The diplomats said minute quantities of the substance were found by the International Atomic Energy Agency at the Kalaye Electric Co., just west of Tehran. They did not say where at the site the uranium was found.
Earlier this year, U.N. inspectors found weapons-grade highly enriched uranium particles at a plant in Natanz that is supposed to produce only a lower grade for energy purposes.
Iran's Atomic Energy Organization said it had been informed of the new discovery and was evaluating the report.
Iran says traces of the new material were imported on equipment purchased from abroad, while the United States and its allies say it is further of evidence of a nuclear weapons program.
"These are part of a long-standing pattern of evasions and deception to disguise the true nature and purpose of Iran's nuclear activities," said Scott McClellan, Bush's spokesman.
Bush said he plans to raise the issue again during meetings over the next two days at Camp David with Russian President Vladimir Putin, and that it was a chief subject of many of his sessions with world leaders in New York.
"It is very important for the world to come together to make it very clear to Iran that there will be universal condemnation if they continue with a nuclear weapons program," Bush told reporters in Washington. "I'll tell you, the response was very positive. People understand the danger of the Iranians having a nuclear weapons program."

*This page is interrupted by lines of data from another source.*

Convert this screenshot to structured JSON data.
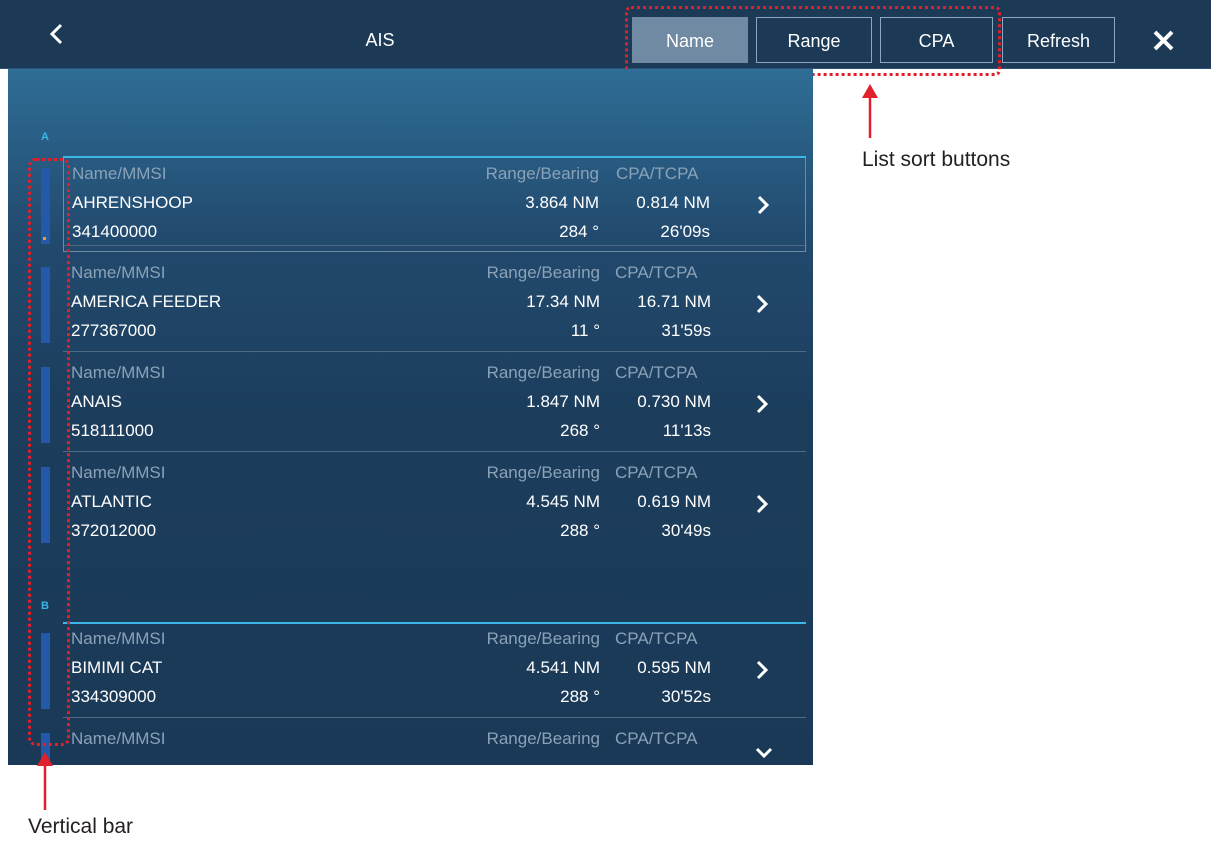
{
  "header": {
    "title": "AIS",
    "sort_buttons": [
      "Name",
      "Range",
      "CPA"
    ],
    "refresh_label": "Refresh",
    "active_sort": "Name",
    "icons": {
      "back": "chevron-left-icon",
      "close": "close-icon"
    }
  },
  "list": {
    "sections": [
      {
        "letter": "A",
        "items": [
          {
            "label_name": "Name/MMSI",
            "label_range": "Range/Bearing",
            "label_cpa": "CPA/TCPA",
            "name": "AHRENSHOOP",
            "mmsi": "341400000",
            "range": "3.864 NM",
            "bearing": "284 °",
            "cpa": "0.814 NM",
            "tcpa": "26'09s"
          },
          {
            "label_name": "Name/MMSI",
            "label_range": "Range/Bearing",
            "label_cpa": "CPA/TCPA",
            "name": "AMERICA FEEDER",
            "mmsi": "277367000",
            "range": "17.34 NM",
            "bearing": "11 °",
            "cpa": "16.71 NM",
            "tcpa": "31'59s"
          },
          {
            "label_name": "Name/MMSI",
            "label_range": "Range/Bearing",
            "label_cpa": "CPA/TCPA",
            "name": "ANAIS",
            "mmsi": "518111000",
            "range": "1.847 NM",
            "bearing": "268 °",
            "cpa": "0.730 NM",
            "tcpa": "11'13s"
          },
          {
            "label_name": "Name/MMSI",
            "label_range": "Range/Bearing",
            "label_cpa": "CPA/TCPA",
            "name": "ATLANTIC",
            "mmsi": "372012000",
            "range": "4.545 NM",
            "bearing": "288 °",
            "cpa": "0.619 NM",
            "tcpa": "30'49s"
          }
        ]
      },
      {
        "letter": "B",
        "items": [
          {
            "label_name": "Name/MMSI",
            "label_range": "Range/Bearing",
            "label_cpa": "CPA/TCPA",
            "name": "BIMIMI CAT",
            "mmsi": "334309000",
            "range": "4.541 NM",
            "bearing": "288 °",
            "cpa": "0.595 NM",
            "tcpa": "30'52s"
          },
          {
            "label_name": "Name/MMSI",
            "label_range": "Range/Bearing",
            "label_cpa": "CPA/TCPA"
          }
        ]
      }
    ]
  },
  "annotations": {
    "sort_buttons_label": "List sort buttons",
    "vertical_bar_label": "Vertical bar"
  },
  "colors": {
    "header_bg": "#1c3a56",
    "section_accent": "#3cb5e8",
    "vertical_bar": "#2458a8",
    "annotation_red": "#e0202a",
    "active_button": "#6f8aa2"
  }
}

The U.N. agency has set an Oct. 31 deadline for Iran to prove that its nuclear program is for energy purposes, as it claims, and not for weapons.
In imposing the deadline, the IAEA has also urged countries that have sold equipment to Iran to come forward. Iran says it has kept no lists of suppliers, but diplomats have told the Associated Press that some of the equipment is consistent with Pakistan's nuclear program while other components appear to have come from West European companies.

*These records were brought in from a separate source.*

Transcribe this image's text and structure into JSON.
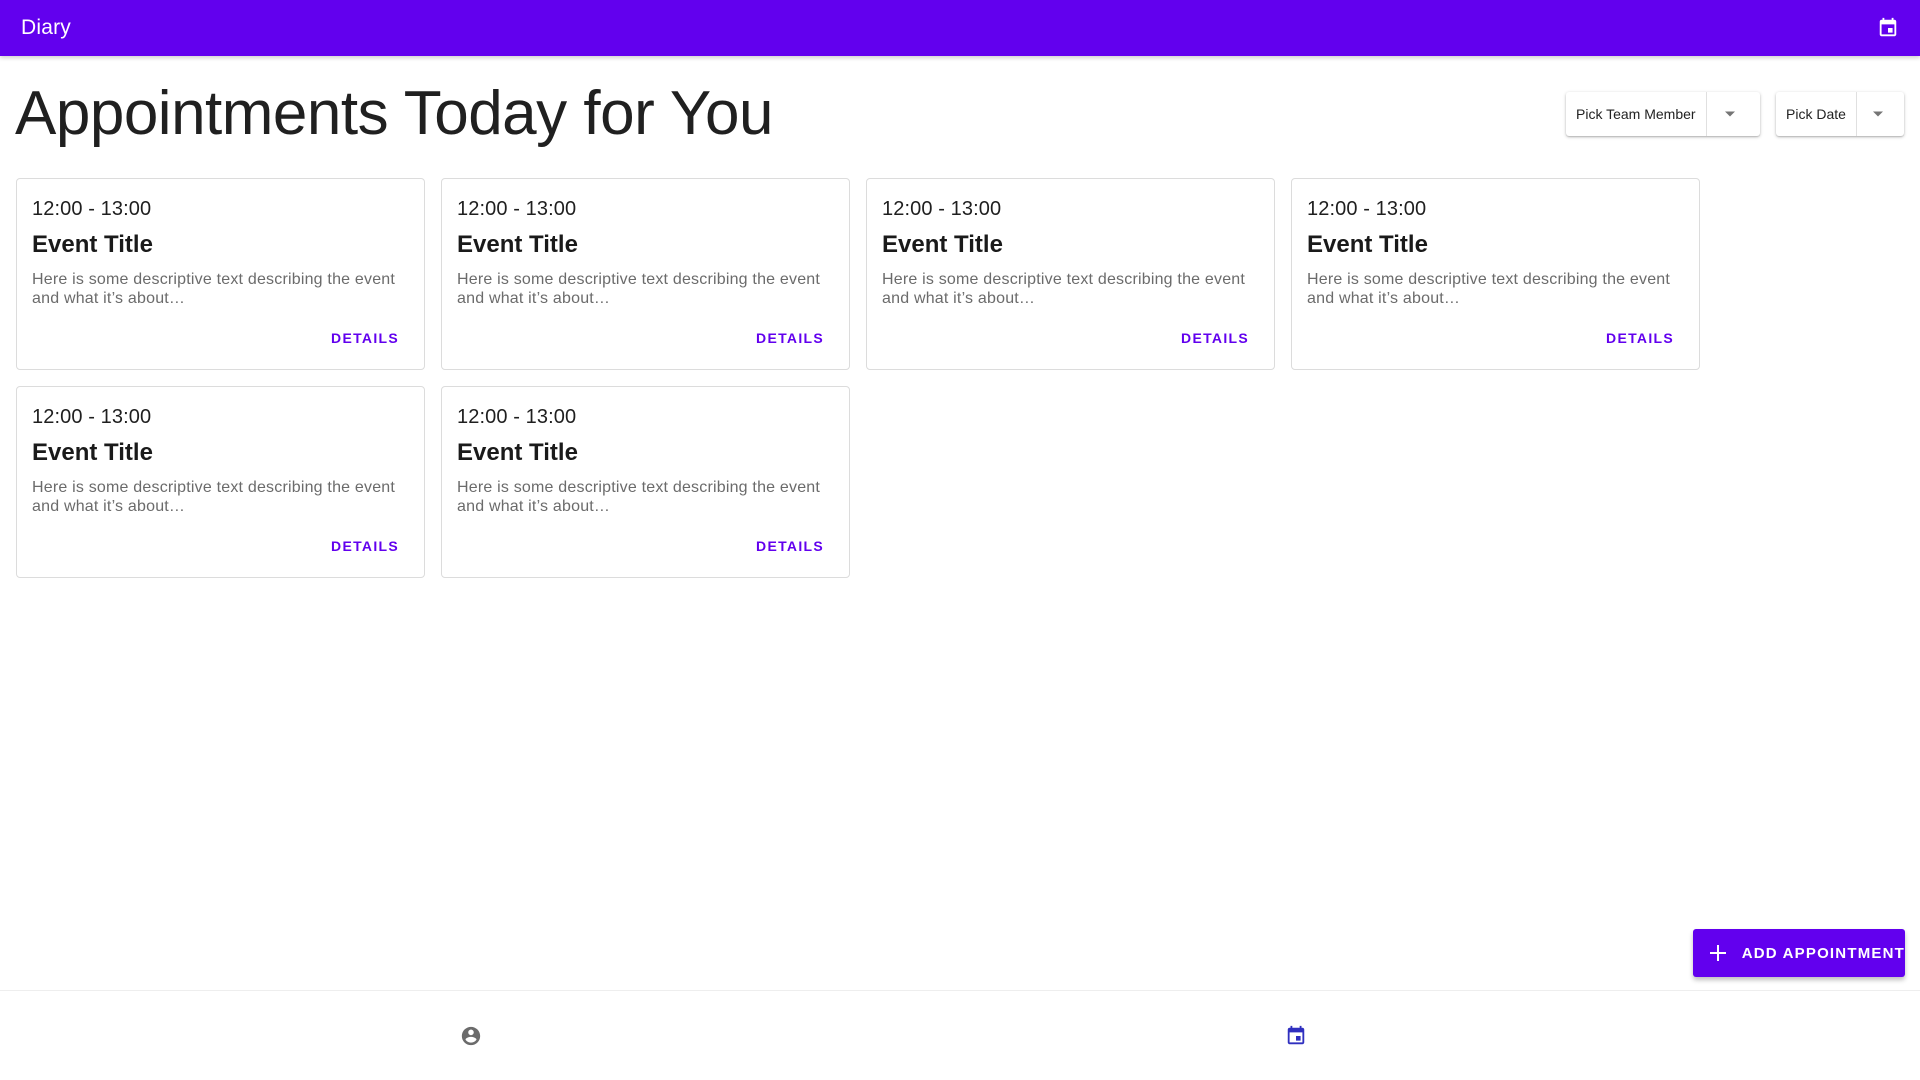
{
  "app_bar": {
    "title": "Diary",
    "action_icon": "calendar-icon",
    "background": "#6200ee"
  },
  "page_title": "Appointments Today for You",
  "filters": {
    "team_member": {
      "label": "Pick Team Member",
      "icon": "dropdown-arrow-icon"
    },
    "date": {
      "label": "Pick Date",
      "icon": "dropdown-arrow-icon"
    }
  },
  "appointments": [
    {
      "time": "12:00 - 13:00",
      "title": "Event Title",
      "description": "Here is some descriptive text describing the event and what it’s about…",
      "action": "DETAILS"
    },
    {
      "time": "12:00 - 13:00",
      "title": "Event Title",
      "description": "Here is some descriptive text describing the event and what it’s about…",
      "action": "DETAILS"
    },
    {
      "time": "12:00 - 13:00",
      "title": "Event Title",
      "description": "Here is some descriptive text describing the event and what it’s about…",
      "action": "DETAILS"
    },
    {
      "time": "12:00 - 13:00",
      "title": "Event Title",
      "description": "Here is some descriptive text describing the event and what it’s about…",
      "action": "DETAILS"
    },
    {
      "time": "12:00 - 13:00",
      "title": "Event Title",
      "description": "Here is some descriptive text describing the event and what it’s about…",
      "action": "DETAILS"
    },
    {
      "time": "12:00 - 13:00",
      "title": "Event Title",
      "description": "Here is some descriptive text describing the event and what it’s about…",
      "action": "DETAILS"
    }
  ],
  "fab": {
    "label": "ADD APPOINTMENT",
    "icon": "plus-icon"
  },
  "bottom_nav": {
    "items": [
      {
        "icon": "account-circle-icon",
        "active": false,
        "color": "#6b6b6b"
      },
      {
        "icon": "calendar-icon",
        "active": true,
        "color": "#2f2fbf"
      }
    ]
  },
  "colors": {
    "accent": "#6200ee"
  }
}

At its next meetings, the agency's board of governors could ask the U.N. Security Council to get involved in the dispute - possibly by imposing sanctions - if it finds that Iran is violating the global treaty banning the spread of nuclear weapons.
The Bush administration demanded that Iran comply with U.N. demands and said it would support a referral to the Security Council if it does not.
The presence of minute particles of highly enriched uranium at the new site could mean nothing more than some of the equipment contaminated with the substance at Natanz, 150 miles south of the capital, was stored or used at some point at the Kalaye site, the AP reported, quoting an unnamed diplomat.
Agency officials said they would not detail results of IAEA findings, which are being compiled in a confidential report for the board's meeting on Nov. 20.